What makes a workplace pension?
‘Workplace pension’ is a term we hear more and more, but what exactly defines a workplace pension?
Whilst all occupational pension schemes are by definition workplace pensions, not all workplace pensions are occupational. With all employers now required to provide a pension under auto enrolment there is a huge rise in workplace personal pensions. Whilst occupational schemes are the DWP/TPR’s remit, workplace personal pensions fall under the FCA.
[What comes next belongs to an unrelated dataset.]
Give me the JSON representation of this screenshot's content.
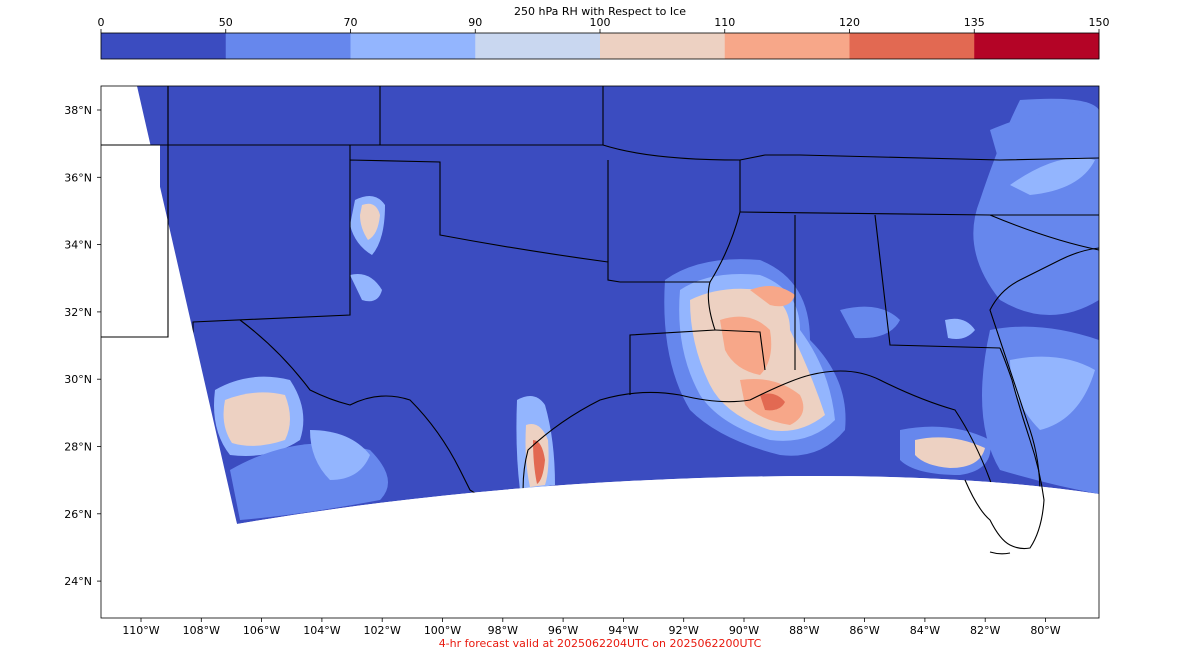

Workplace pensions are required to have Independent Governance Committees (IGCs) (or Governance Advisory Arrangements (GAAs) for smaller schemes where applicable). Under the FCA’s rules for workplace pension schemes (COPS 19.5) a relevant scheme for these purposes includes a personal pension with direct pay arrangements in place for two or more employees of the same employer. So if you are running a scheme that has a direct debit set up with the employer making a single contribution for two or more employees you are caught by the requirements for an IGC/GAA.
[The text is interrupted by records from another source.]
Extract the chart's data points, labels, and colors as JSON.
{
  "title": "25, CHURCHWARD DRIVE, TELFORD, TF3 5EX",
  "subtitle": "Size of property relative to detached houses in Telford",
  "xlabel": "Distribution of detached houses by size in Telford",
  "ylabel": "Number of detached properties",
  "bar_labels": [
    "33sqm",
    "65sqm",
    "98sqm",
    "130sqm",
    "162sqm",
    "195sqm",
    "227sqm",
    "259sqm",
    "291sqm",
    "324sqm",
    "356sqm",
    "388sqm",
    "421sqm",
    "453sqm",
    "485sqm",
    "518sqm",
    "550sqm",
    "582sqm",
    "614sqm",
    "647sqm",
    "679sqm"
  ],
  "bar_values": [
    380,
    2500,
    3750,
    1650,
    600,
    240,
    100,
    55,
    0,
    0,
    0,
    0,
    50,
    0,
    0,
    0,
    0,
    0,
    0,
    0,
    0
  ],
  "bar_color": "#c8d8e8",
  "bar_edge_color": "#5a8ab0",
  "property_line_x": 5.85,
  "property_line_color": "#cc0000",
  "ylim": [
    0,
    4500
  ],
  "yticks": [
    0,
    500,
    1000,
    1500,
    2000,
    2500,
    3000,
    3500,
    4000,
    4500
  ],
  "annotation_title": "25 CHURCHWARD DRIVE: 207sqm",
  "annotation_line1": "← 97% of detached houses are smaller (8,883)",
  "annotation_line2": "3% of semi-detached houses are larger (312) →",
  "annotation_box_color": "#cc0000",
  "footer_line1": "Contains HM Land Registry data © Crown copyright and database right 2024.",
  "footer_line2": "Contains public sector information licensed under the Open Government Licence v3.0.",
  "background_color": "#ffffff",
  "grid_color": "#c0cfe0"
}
However, in the FCA’s consultation paper (CP 19/10) on publishing and disclosing costs and charges to workplace pension scheme members, the scope is wider.
The DWP already has disclosure rules in force in relation to occupational schemes (SI 2018/233), and these rules only apply to schemes with two or more members. However, the FCA’s recent proposals include requirements for firms to provide information directly to scheme members of any scheme with a direct pay arrangement in place from the employer. By this definition any personal pension with a direct debit from the employer is caught – including direct debits set up for single members.
The number of SIPPs that will fall within this definition will be substantial, and these are schemes that have never before been thought of as ‘workplace’. If the member has themselves selected the scheme, the fact that they have then asked their employer to make contributions (which in many cases will be their own company), surely should not make them ‘workplace’?
In terms of the information that must be provided, it becomes even more apparent that the proposals in their current form are not appropriate for the SIPP market. The draft rules state members must be provided with transaction costs and admin charges for default arrangements (most SIPPs won’t have default arrangements) and each alternative fund option that they could select. Most online providers will have this already on their websites, but the concerning part is that for each option the member should have an illustration of the compounding effects of those costs and charges.
So for a platform SIPP with a few thousand funds, that’s thousands of illustrations!
Clearly having a requirement to provide such vast quantities of information is at best a waste of time, money and effort, but at worse would push those who might have read a sensible amount of information into reading nothing at all. Complying with the proposed rules to the letter will be impossible for bespoke, open-architecture schemes where the investment possibilities are almost endless.
It’s obvious that the proposals have not been written with SIPPs in mind, and I wouldn’t be surprised if there are SIPP operators who are blissfully unaware that they have what the FCA are calling ‘workplace pensions’ on their books. We can only hope that there are enough robust responses for the FCA to change the proposals or we could see an arbitrary move away from direct debit employer contributions to ad hoc payments in order to avoid the requirements. Such a move would be a huge step backwards with much more admin and room for error – hardly a great customer outcome.
The closing date for responses to CP19/10 is 28 May 2019.